失敗の可能性を消していくのが売れる近道なので、売れない売価や適正な売価のつけ方を知っておこうという話です。

原価の積み上げから売価をつけていると言う方はそれはやめた方が良いですよ。

どうやって売価をつけるか?

そのためにはその品種がいくらでどれくらいの需要があるかの相場感をしっておく必要があります。

とはいえ

販売価格(取引先への出荷金額)よりコストが低くしないと利益がでません。販売価格一製造コストは黒字にしないといけません。

つまり、価値を決める時には

『買ってもらえる上限売価』を知った上で

『コストを抑えて利益が出す構造』

この2つを考える必要があります。

相場感を知るには?

色んな市場データがある場合はそれを活用してください。ここではデータが特にないケースについて説明します。

やり方は簡単です。

棚の前に行ってその品種にいくらの商品が何個並んでいるか数えるだけです。個数じゃなて何フェースでも構いません。

例えば歯ブラシなら

58円が10フェース
78円が3フェース
98円が35フェース
128円が8フェース
178円が4フェース
198円が20フェース
228円が2フェース
248円が4フェース
298円が10フェース
348円が2フェース
378円が2フェース
398円が2フェース

という感じです。(例なので数字は適当です)
これをグラフにするとより分かりやすくなります。

これを3~5企業分やったらかなり正確な値が見えてきます。

上の例でいうと98円が基本機能の相場感、198円が付加価値の相場感、298円はやや贅沢の相場感です。

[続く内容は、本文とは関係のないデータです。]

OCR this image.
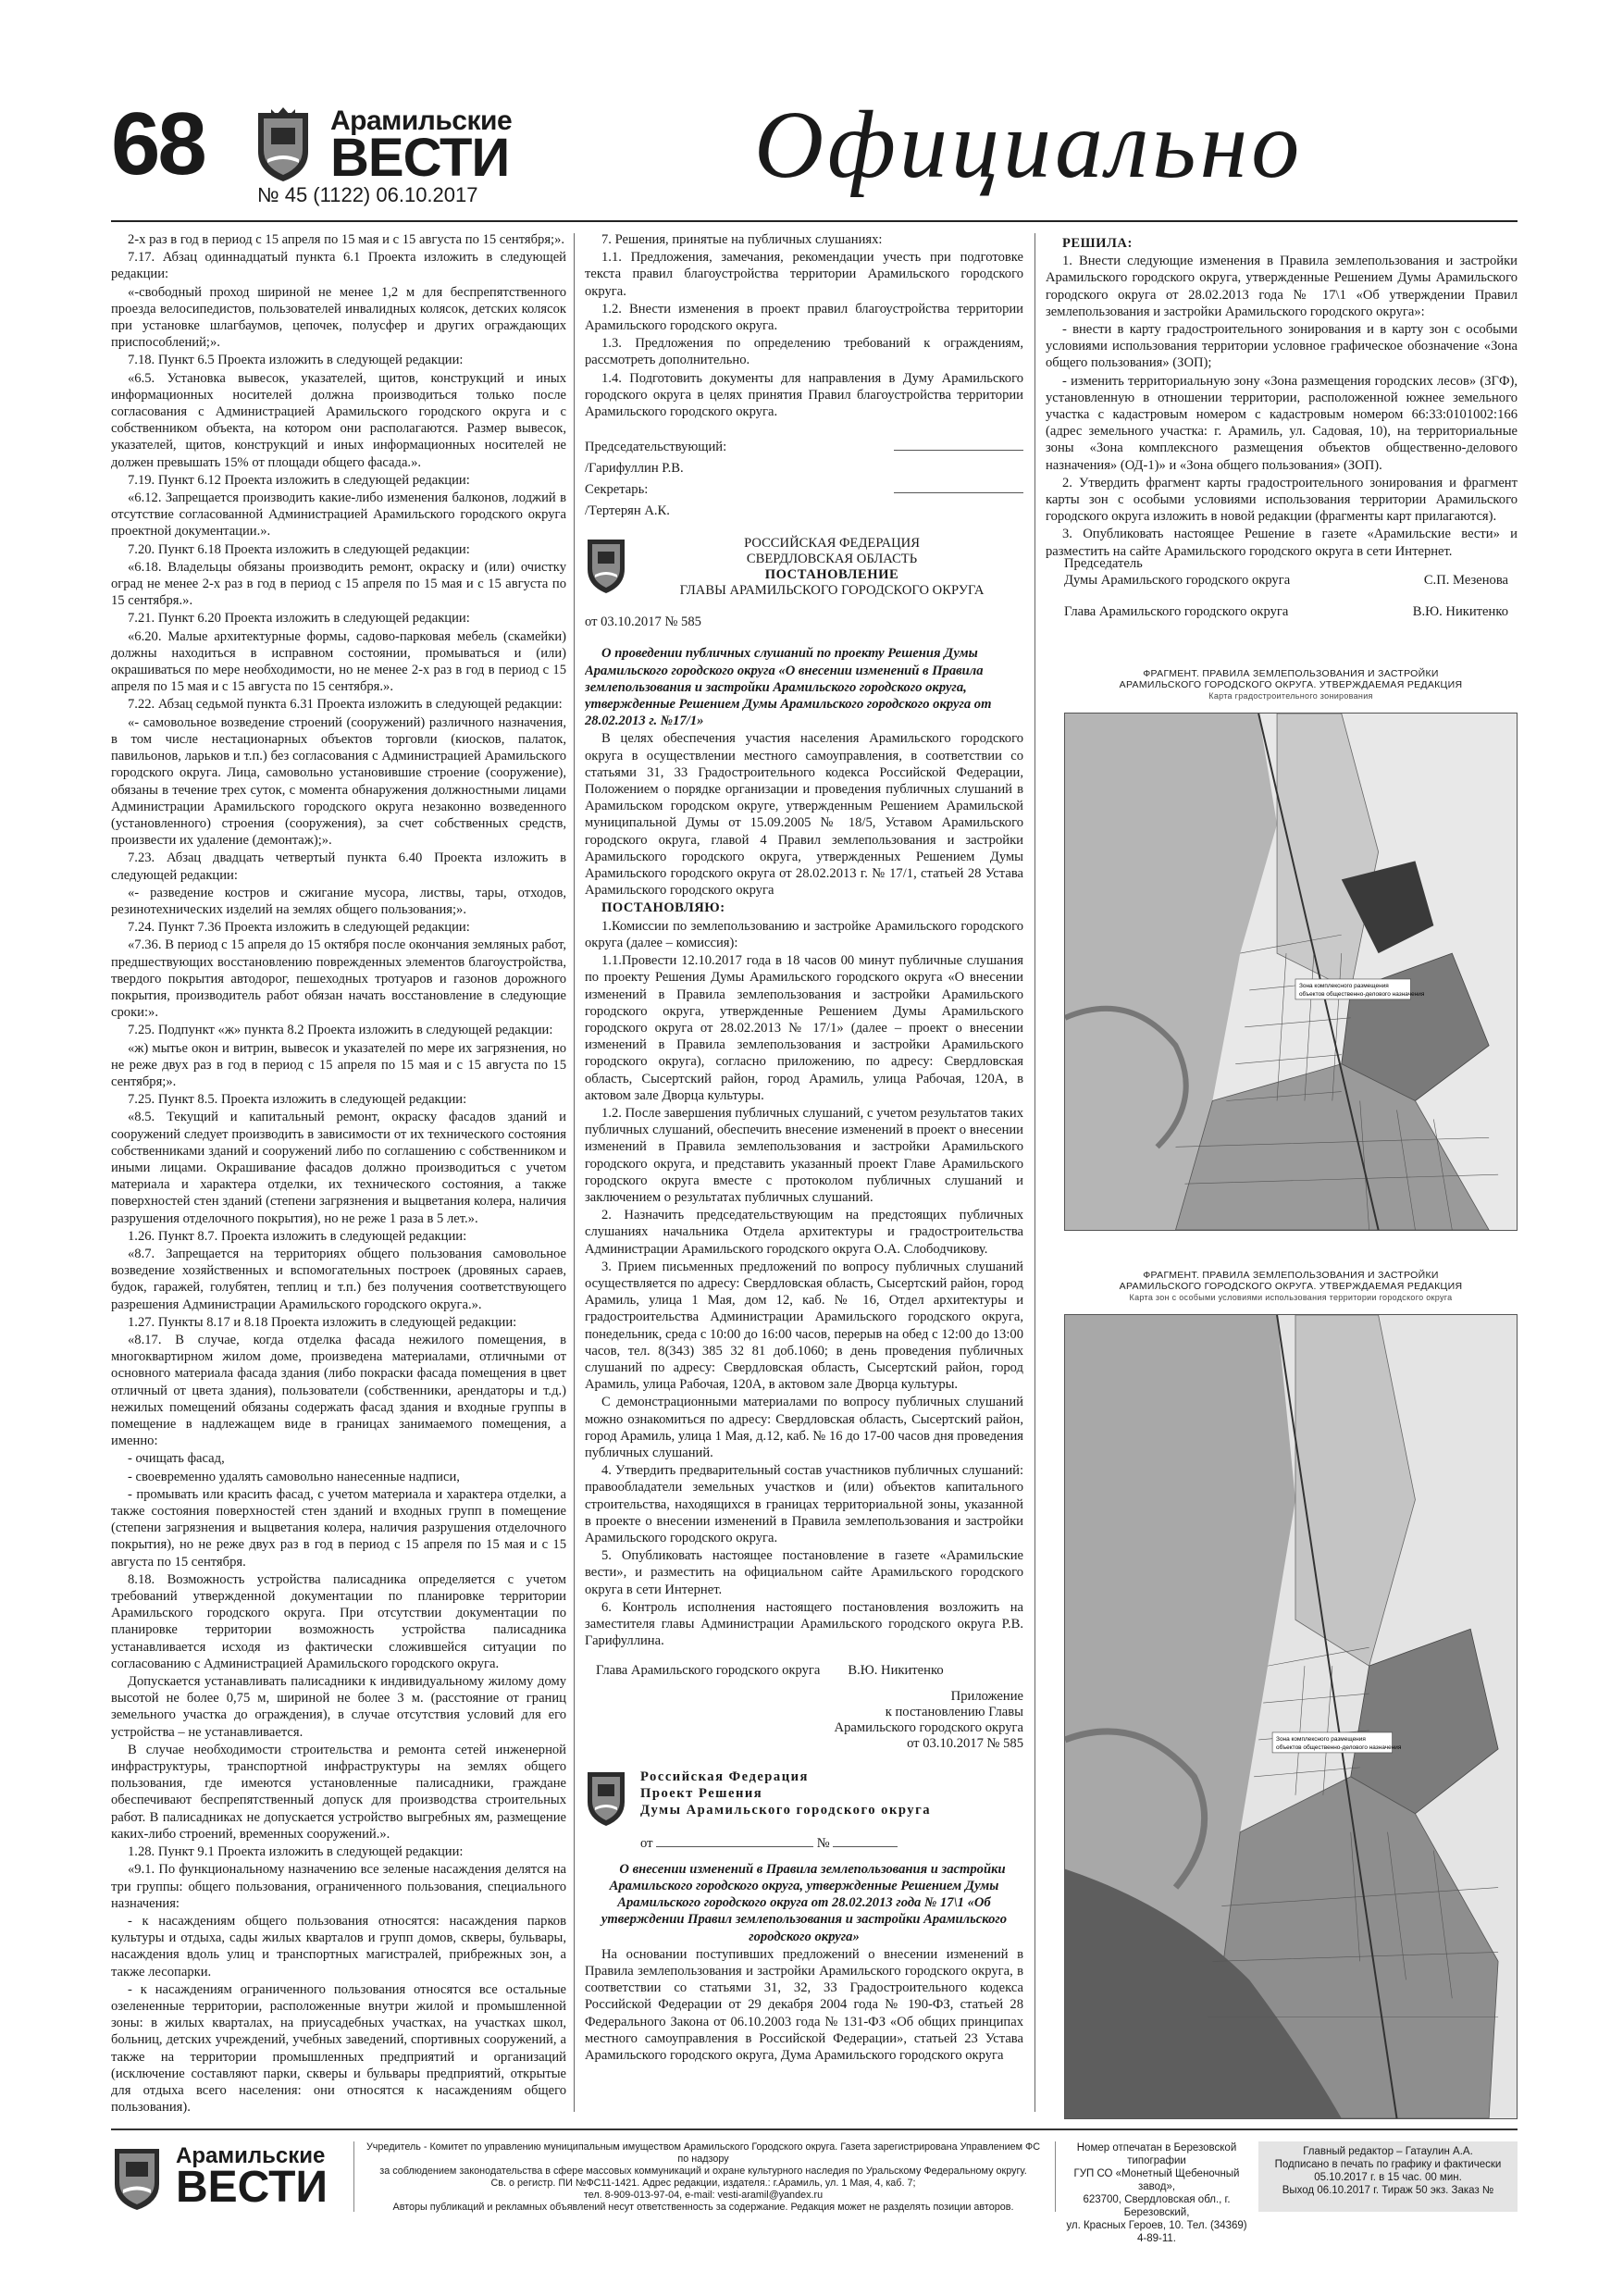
68	Арамильские
ВЕСТИ
№ 45 (1122) 06.10.2017	Официально

2-х раз в год в период с 15 апреля по 15 мая и с 15 августа по 15 сентября;».

7.17. Абзац одиннадцатый пункта 6.1 Проекта изложить в следующей редакции:

«-свободный проход шириной не менее 1,2 м для беспрепятственного проезда велосипедистов, пользователей инвалидных колясок, детских колясок при установке шлагбаумов, цепочек, полусфер и других ограждающих приспособлений;».

7.18. Пункт 6.5 Проекта изложить в следующей редакции:

«6.5. Установка вывесок, указателей, щитов, конструкций и иных информационных носителей должна производиться только после согласования с Администрацией Арамильского городского округа и с собственником объекта, на котором они располагаются. Размер вывесок, указателей, щитов, конструкций и иных информационных носителей не должен превышать 15% от площади общего фасада.».

7.19. Пункт 6.12 Проекта изложить в следующей редакции:

«6.12. Запрещается производить какие-либо изменения балконов, лоджий в отсутствие согласованной Администрацией Арамильского городского округа проектной документации.».

7.20. Пункт 6.18 Проекта изложить в следующей редакции:

«6.18. Владельцы обязаны производить ремонт, окраску и (или) очистку оград не менее 2-х раз в год в период с 15 апреля по 15 мая и с 15 августа по 15 сентября.».

7.21. Пункт 6.20 Проекта изложить в следующей редакции:

«6.20. Малые архитектурные формы, садово-парковая мебель (скамейки) должны находиться в исправном состоянии, промываться и (или) окрашиваться по мере необходимости, но не менее 2-х раз в год в период с 15 апреля по 15 мая и с 15 августа по 15 сентября.».

7.22. Абзац седьмой пункта 6.31 Проекта изложить в следующей редакции:

«- самовольное возведение строений (сооружений) различного назначения, в том числе нестационарных объектов торговли (киосков, палаток, павильонов, ларьков и т.п.) без согласования с Администрацией Арамильского городского округа. Лица, самовольно установившие строение (сооружение), обязаны в течение трех суток, с момента обнаружения должностными лицами Администрации Арамильского городского округа незаконно возведенного (установленного) строения (сооружения), за счет собственных средств, произвести их удаление (демонтаж);».

7.23. Абзац двадцать четвертый пункта 6.40 Проекта изложить в следующей редакции:

«- разведение костров и сжигание мусора, листвы, тары, отходов, резинотехнических изделий на землях общего пользования;».

7.24. Пункт 7.36 Проекта изложить в следующей редакции:

«7.36. В период с 15 апреля до 15 октября после окончания земляных работ, предшествующих восстановлению поврежденных элементов благоустройства, твердого покрытия автодорог, пешеходных тротуаров и газонов дорожного покрытия, производитель работ обязан начать восстановление в следующие сроки:».

7.25. Подпункт «ж» пункта 8.2 Проекта изложить в следующей редакции:

«ж) мытье окон и витрин, вывесок и указателей по мере их загрязнения, но не реже двух раз в год в период с 15 апреля по 15 мая и с 15 августа по 15 сентября;».

7.25. Пункт 8.5. Проекта изложить в следующей редакции:

«8.5. Текущий и капитальный ремонт, окраску фасадов зданий и сооружений следует производить в зависимости от их технического состояния собственниками зданий и сооружений либо по соглашению с собственником и иными лицами. Окрашивание фасадов должно производиться с учетом материала и характера отделки, их технического состояния, а также поверхностей стен зданий (степени загрязнения и выцветания колера, наличия разрушения отделочного покрытия), но не реже 1 раза в 5 лет.».

1.26. Пункт 8.7. Проекта изложить в следующей редакции:

«8.7. Запрещается на территориях общего пользования самовольное возведение хозяйственных и вспомогательных построек (дровяных сараев, будок, гаражей, голубятен, теплиц и т.п.) без получения соответствующего разрешения Администрации Арамильского городского округа.».

1.27. Пункты 8.17 и 8.18 Проекта изложить в следующей редакции:

«8.17. В случае, когда отделка фасада нежилого помещения, в многоквартирном жилом доме, произведена материалами, отличными от основного материала фасада здания (либо покраски фасада помещения в цвет отличный от цвета здания), пользователи (собственники, арендаторы и т.д.) нежилых помещений обязаны содержать фасад здания и входные группы в помещение в надлежащем виде в границах занимаемого помещения, а именно:

- очищать фасад,

- своевременно удалять самовольно нанесенные надписи,

- промывать или красить фасад, с учетом материала и характера отделки, а также состояния поверхностей стен зданий и входных групп в помещение (степени загрязнения и выцветания колера, наличия разрушения отделочного покрытия), но не реже двух раз в год в период с 15 апреля по 15 мая и с 15 августа по 15 сентября.

8.18. Возможность устройства палисадника определяется с учетом требований утвержденной документации по планировке территории Арамильского городского округа. При отсутствии документации по планировке территории возможность устройства палисадника устанавливается исходя из фактически сложившейся ситуации по согласованию с Администрацией Арамильского городского округа.

Допускается устанавливать палисадники к индивидуальному жилому дому высотой не более 0,75 м, шириной не более 3 м. (расстояние от границ земельного участка до ограждения), в случае отсутствия условий для его устройства – не устанавливается.

В случае необходимости строительства и ремонта сетей инженерной инфраструктуры, транспортной инфраструктуры на землях общего пользования, где имеются установленные палисадники, граждане обеспечивают беспрепятственный допуск для производства строительных работ. В палисадниках не допускается устройство выгребных ям, размещение каких-либо строений, временных сооружений.».

1.28. Пункт 9.1 Проекта изложить в следующей редакции:

«9.1. По функциональному назначению все зеленые насаждения делятся на три группы: общего пользования, ограниченного пользования, специального назначения:

- к насаждениям общего пользования относятся: насаждения парков культуры и отдыха, сады жилых кварталов и групп домов, скверы, бульвары, насаждения вдоль улиц и транспортных магистралей, прибрежных зон, а также лесопарки.

- к насаждениям ограниченного пользования относятся все остальные озелененные территории, расположенные внутри жилой и промышленной зоны: в жилых кварталах, на приусадебных участках, на участках школ, больниц, детских учреждений, учебных заведений, спортивных сооружений, а также на территории промышленных предприятий и организаций (исключение составляют парки, скверы и бульвары предприятий, открытые для отдыха всего населения: они относятся к насаждениям общего пользования).

7. Решения, принятые на публичных слушаниях:

1.1. Предложения, замечания, рекомендации учесть при подготовке текста правил благоустройства территории Арамильского городского округа.

1.2. Внести изменения в проект правил благоустройства территории Арамильского городского округа.

1.3. Предложения по определению требований к ограждениям, рассмотреть дополнительно.

1.4. Подготовить документы для направления в Думу Арамильского городского округа в целях принятия Правил благоустройства территории Арамильского городского округа.

Председательствующий:
/Гарифуллин Р.В.
Секретарь:
/Тертерян А.К.
РОССИЙСКАЯ ФЕДЕРАЦИЯ
СВЕРДЛОВСКАЯ ОБЛАСТЬ
ПОСТАНОВЛЕНИЕ
ГЛАВЫ АРАМИЛЬСКОГО ГОРОДСКОГО ОКРУГА

от 03.10.2017 № 585

О проведении публичных слушаний по проекту Решения Думы Арамильского городского округа «О внесении изменений в Правила землепользования и застройки Арамильского городского округа, утвержденные Решением Думы Арамильского городского округа от 28.02.2013 г. №17/1»

В целях обеспечения участия населения Арамильского городского округа в осуществлении местного самоуправления, в соответствии со статьями 31, 33 Градостроительного кодекса Российской Федерации, Положением о порядке организации и проведения публичных слушаний в Арамильском городском округе, утвержденным Решением Арамильской муниципальной Думы от 15.09.2005 № 18/5, Уставом Арамильского городского округа, главой 4 Правил землепользования и застройки Арамильского городского округа, утвержденных Решением Думы Арамильского городского округа от 28.02.2013 г. № 17/1, статьей 28 Устава Арамильского городского округа

ПОСТАНОВЛЯЮ:

1.Комиссии по землепользованию и застройке Арамильского городского округа (далее – комиссия):

1.1.Провести 12.10.2017 года в 18 часов 00 минут публичные слушания по проекту Решения Думы Арамильского городского округа «О внесении изменений в Правила землепользования и застройки Арамильского городского округа, утвержденные Решением Думы Арамильского городского округа от 28.02.2013 № 17/1» (далее – проект о внесении изменений в Правила землепользования и застройки Арамильского городского округа), согласно приложению, по адресу: Свердловская область, Сысертский район, город Арамиль, улица Рабочая, 120А, в актовом зале Дворца культуры.

1.2. После завершения публичных слушаний, с учетом результатов таких публичных слушаний, обеспечить внесение изменений в проект о внесении изменений в Правила землепользования и застройки Арамильского городского округа, и представить указанный проект Главе Арамильского городского округа вместе с протоколом публичных слушаний и заключением о результатах публичных слушаний.

2. Назначить председательствующим на предстоящих публичных слушаниях начальника Отдела архитектуры и градостроительства Администрации Арамильского городского округа О.А. Слободчикову.

3. Прием письменных предложений по вопросу публичных слушаний осуществляется по адресу: Свердловская область, Сысертский район, город Арамиль, улица 1 Мая, дом 12, каб. № 16, Отдел архитектуры и градостроительства Администрации Арамильского городского округа, понедельник, среда с 10:00 до 16:00 часов, перерыв на обед с 12:00 до 13:00 часов, тел. 8(343) 385 32 81 доб.1060; в день проведения публичных слушаний по адресу: Свердловская область, Сысертский район, город Арамиль, улица Рабочая, 120А, в актовом зале Дворца культуры.

С демонстрационными материалами по вопросу публичных слушаний можно ознакомиться по адресу: Свердловская область, Сысертский район, город Арамиль, улица 1 Мая, д.12, каб. № 16 до 17-00 часов дня проведения публичных слушаний.

4. Утвердить предварительный состав участников публичных слушаний: правообладатели земельных участков и (или) объектов капитального строительства, находящихся в границах территориальной зоны, указанной в проекте о внесении изменений в Правила землепользования и застройки Арамильского городского округа.

5. Опубликовать настоящее постановление в газете «Арамильские вести», и разместить на официальном сайте Арамильского городского округа в сети Интернет.

6. Контроль исполнения настоящего постановления возложить на заместителя главы Администрации Арамильского городского округа Р.В. Гарифуллина.

Глава Арамильского городского округа В.Ю. Никитенко
Приложение
к постановлению Главы
Арамильского городского округа
от 03.10.2017 № 585
Российская Федерация
Проект Решения
Думы Арамильского городского округа
от	№

О внесении изменений в Правила землепользования и застройки Арамильского городского округа, утвержденные Решением Думы Арамильского городского округа от 28.02.2013 года № 17\1 «Об утверждении Правил землепользования и застройки Арамильского городского округа»

На основании поступивших предложений о внесении изменений в Правила землепользования и застройки Арамильского городского округа, в соответствии со статьями 31, 32, 33 Градостроительного кодекса Российской Федерации от 29 декабря 2004 года № 190-ФЗ, статьей 28 Федерального Закона от 06.10.2003 года № 131-ФЗ «Об общих принципах местного самоуправления в Российской Федерации», статьей 23 Устава Арамильского городского округа, Дума Арамильского городского округа

РЕШИЛА:

1. Внести следующие изменения в Правила землепользования и застройки Арамильского городского округа, утвержденные Решением Думы Арамильского городского округа от 28.02.2013 года № 17\1 «Об утверждении Правил землепользования и застройки Арамильского городского округа»:

- внести в карту градостроительного зонирования и в карту зон с особыми условиями использования территории условное графическое обозначение «Зона общего пользования» (ЗОП);

- изменить территориальную зону «Зона размещения городских лесов» (ЗГФ), установленную в отношении территории, расположенной южнее земельного участка с кадастровым номером с кадастровым номером 66:33:0101002:166 (адрес земельного участка: г. Арамиль, ул. Садовая, 10), на территориальные зоны «Зона комплексного размещения объектов общественно-делового назначения» (ОД-1)» и «Зона общего пользования» (ЗОП).

2. Утвердить фрагмент карты градостроительного зонирования и фрагмент карты зон с особыми условиями использования территории Арамильского городского округа изложить в новой редакции (фрагменты карт прилагаются).

3. Опубликовать настоящее Решение в газете «Арамильские вести» и разместить на сайте Арамильского городского округа в сети Интернет.

Председатель
Думы Арамильского городского округа	С.П. Мезенова
Глава Арамильского городского округа	В.Ю. Никитенко
ФРАГМЕНТ. ПРАВИЛА ЗЕМЛЕПОЛЬЗОВАНИЯ И ЗАСТРОЙКИ
АРАМИЛЬСКОГО ГОРОДСКОГО ОКРУГА. УТВЕРЖДАЕМАЯ РЕДАКЦИЯ
Карта градостроительного зонирования
Зона комплексного размещения
объектов общественно-делового назначения
ФРАГМЕНТ. ПРАВИЛА ЗЕМЛЕПОЛЬЗОВАНИЯ И ЗАСТРОЙКИ
АРАМИЛЬСКОГО ГОРОДСКОГО ОКРУГА. УТВЕРЖДАЕМАЯ РЕДАКЦИЯ
Карта зон с особыми условиями использования территории городского округа
Зона комплексного размещения
объектов общественно-делового назначения
Арамильские
ВЕСТИ
Учредитель - Комитет по управлению муниципальным имуществом Арамильского Городского округа. Газета зарегистрирована Управлением ФС по надзору
за соблюдением законодательства в сфере массовых коммуникаций и охране культурного наследия по Уральскому Федеральному округу.
Св. о регистр. ПИ №ФС11-1421. Адрес редакции, издателя.: г.Арамиль, ул. 1 Мая, 4, каб. 7;
тел. 8-909-013-97-04, e-mail: vesti-aramil@yandex.ru
Авторы публикаций и рекламных объявлений несут ответственность за содержание. Редакция может не разделять позиции авторов.
Номер отпечатан в Березовской типографии
ГУП СО «Монетный Щебеночный завод»,
623700, Свердловская обл., г. Березовский,
ул. Красных Героев, 10. Тел. (34369) 4-89-11.
Главный редактор – Гатаулин А.А.
Подписано в печать по графику и фактически
05.10.2017 г. в 15 час. 00 мин.
Выход 06.10.2017 г. Тираж 50 экз. Заказ №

特に有名な商品がある場合はその商品がその店におけるお客さんの価格と品質の基準になります。

つまり

結論

売れない可能性を減らすには

①1番高い価格帯のボリュームゾーンより高い売価にしない事

適正な売価をつけるには

②お客さんは相場感に対して、その中で商品を比較して買っているので、無駄に安くしないこと。(特に贅沢の相場感)

これに尽きます。

ただし②に関しては商品の企画の段階からどこの相場感がどの品質レベルかを知った上で、少なくとも2つの切り口でそこに勝てる品質の商品を作る必要があります。

同じ売価で同じ品質ならお客さんは今までと同じものか有名な商品のものを買うので間違いのないようしてください。

余談

実はこれはバイヤーが顧客にあった品揃えの戦略を立てたりPB品を作る時にやる方法です。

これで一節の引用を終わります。